In the classic logic square:
Maloof Move Vivek Move
Good Move Bad Move
There are a lot of people almost flat out denying the possibility of 2 of the 4 outcomes: Good Maloof Move (which is irrelevant) or Bad Vivek Move. There is your poison. Its a poison to the ability to reason.
Well, you went a lot of places I didn't go. Yes, I did refer to the Maloofs, but I was mostly referring to the results, of which they happened to be a part. Regardless of who the owners were, a climate of losing was created. Rename the owner Godzilla if you will. All I care about is the direction the team took, and how the climate that was created can not only poison the team, but the fan base. Losing mentalities are hard to reverse if left in place too long. Particularly if you don't have a couple of elite players to help in that regard.
I'm not calling the Maloofs the bad guys, and Vivek and Co the good guys. There's no doubt that for a period of time, the Maloofs were loved here. At the moment, the new owners are loved here. All that can change of course, just like it did with the Maloofs. I think the difference between you and I comes down to two different approaches. I'm not one to just jump to conclusions about people and decisions that they may have made. Give me a project, and I'll sit and study it for two weeks before I lift a hand toward starting it. I care about results, and I'm a believer that haste makes waste. As a result, I won't pass judgement on someone's plan, until I see the entire plan. Until that happens, its just a puzzle to me with a lot of the pieces missing.
I wasn't always that way. When I was young I made snap judgments on just about everything, and I ended up being wrong as many times as I was right, maybe more. So from your point of view, I may be late to the party with criticism at times. In this instance with new ownership, I'm going to be patient. I'm not going to be critical of a move they make, just because I don't quite understand why they made it. I was as confused as everyone else by the Landry move.
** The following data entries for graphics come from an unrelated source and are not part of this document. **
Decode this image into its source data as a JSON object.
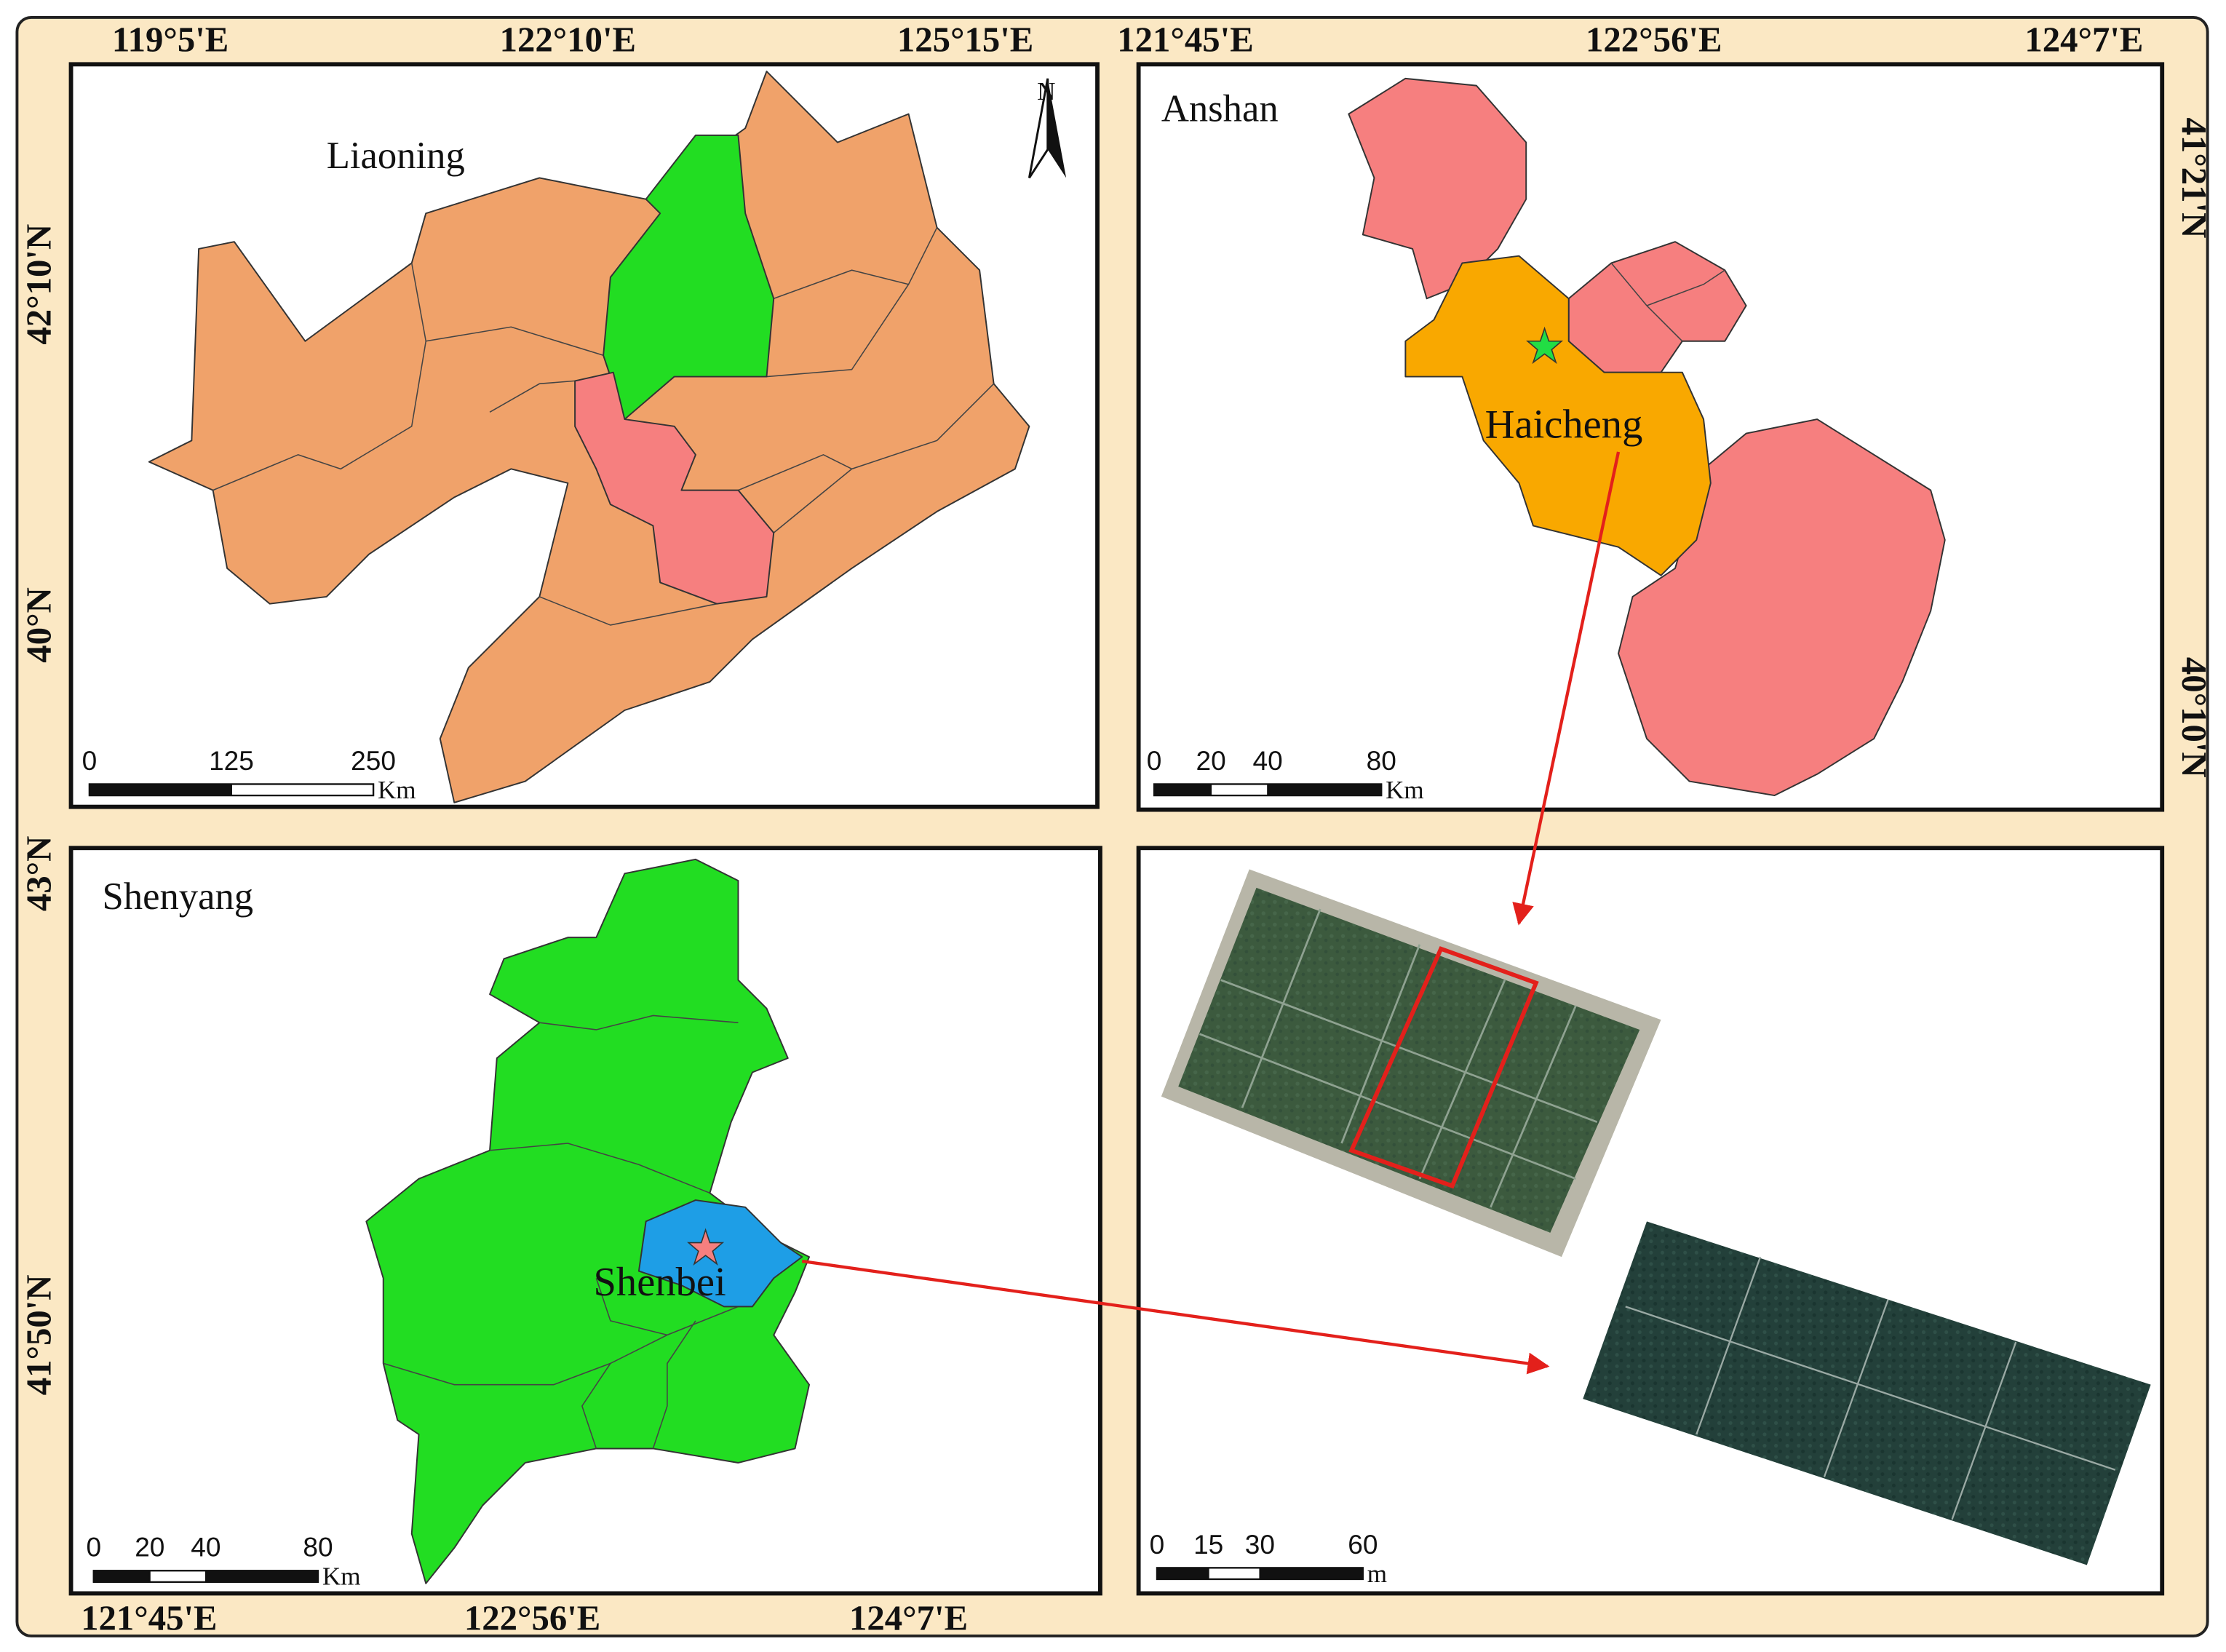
{
  "coordinate_labels": {
    "top": [
      "119°5'E",
      "122°10'E",
      "125°15'E",
      "121°45'E",
      "122°56'E",
      "124°7'E"
    ],
    "left": [
      "42°10'N",
      "40°N",
      "43°N",
      "41°50'N"
    ],
    "right": [
      "41°21'N",
      "40°10'N"
    ],
    "bottom": [
      "121°45'E",
      "122°56'E",
      "124°7'E"
    ]
  },
  "panels": [
    {
      "title": "Liaoning",
      "north_arrow": "N",
      "scale_bar": {
        "ticks": [
          0,
          125,
          250
        ],
        "unit": "Km"
      }
    },
    {
      "title": "Anshan",
      "highlight": "Haicheng",
      "scale_bar": {
        "ticks": [
          0,
          20,
          40,
          80
        ],
        "unit": "Km"
      }
    },
    {
      "title": "Shenyang",
      "highlight": "Shenbei",
      "scale_bar": {
        "ticks": [
          0,
          20,
          40,
          80
        ],
        "unit": "Km"
      }
    },
    {
      "scale_bar": {
        "ticks": [
          0,
          15,
          30,
          60
        ],
        "unit": "m"
      }
    }
  ]
}
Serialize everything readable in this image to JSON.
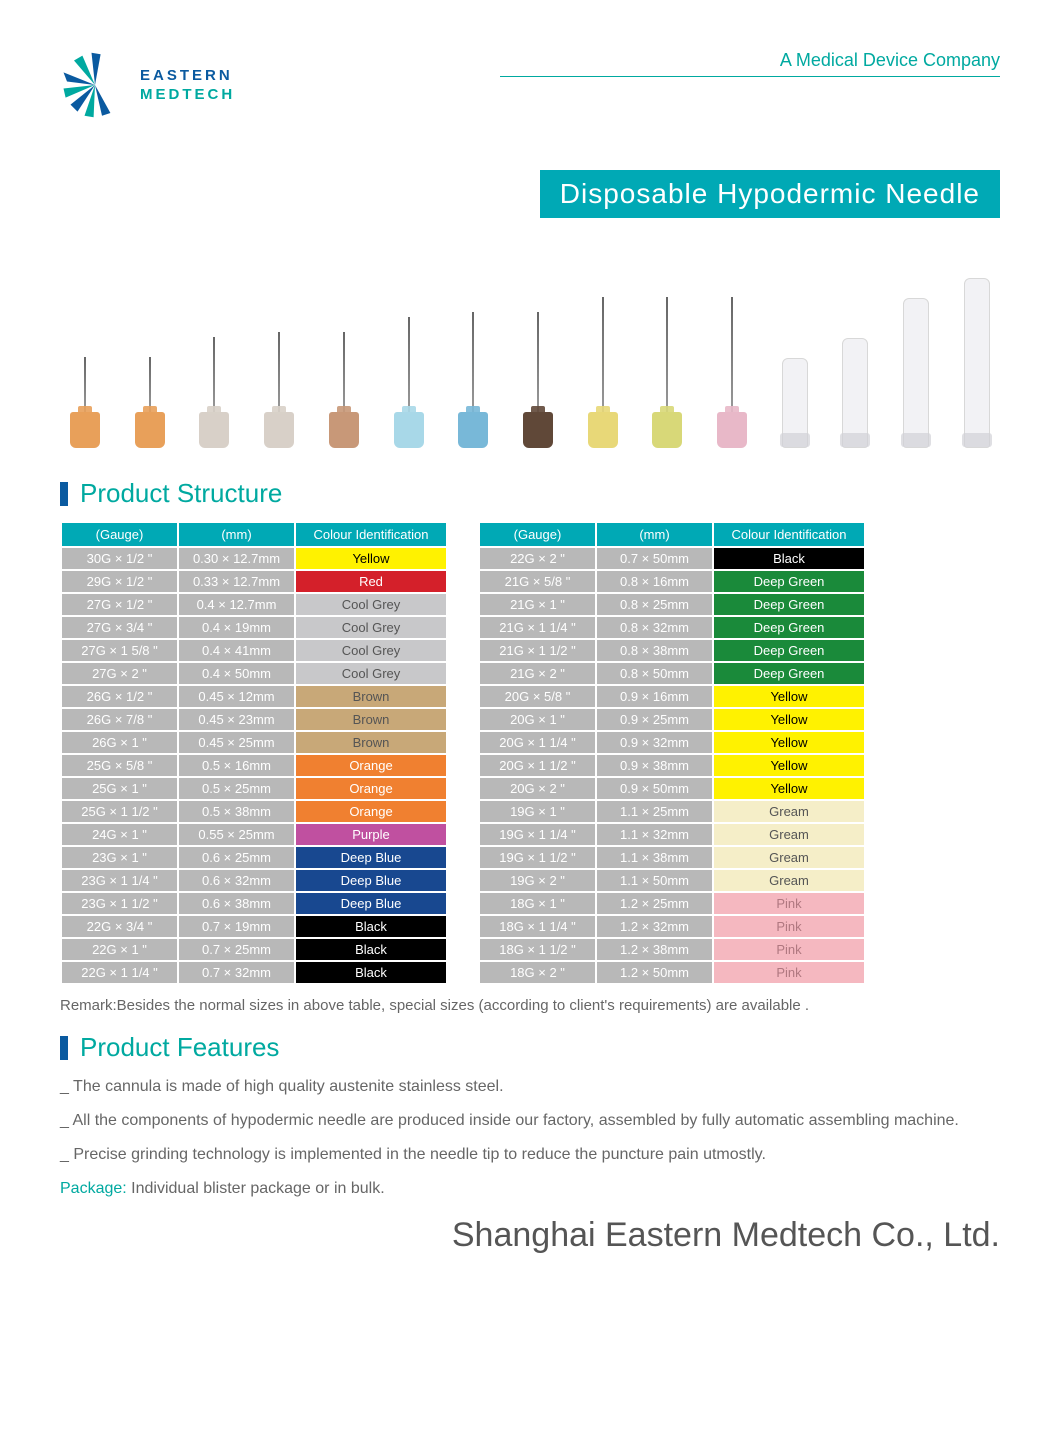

I didn't see it as disastrous, but I didn't see Landry as a big need. Unless your contemplating another move sometime in the future. A move that I'd know nothing about.
As I've stated many times, I'm a results oriented person, and I don't think anyone can possibly judge the results without one game being played, and at least a couple of seasons of drafting and making trades having passed. Well, obviously you can pass judgement! You can call them stupid, or rank amateurs if you want. But from my perspective that's premature. Which gets back to my original point. To me its premature, but its actually quite normal, when the team culture has been nothing but losing for as long as it has, regardless of whose responsible. The fans have already heard too many pep talks before every season. Just because someone new is leading the cheer, it doesn't change the negative vibe that's been attached to this team. Only positive results will change that.
So because my approach is different than yours, it doesn't mean I'm giving them a free pass. I can be as critical as you, but at the same time, I'd like to believe that my criticism is fair, and not just reactionary. I'm not saying there's a right or wrong way, I'm just telling you my way. I'll certainly agree that your way is far more entertaining than mine.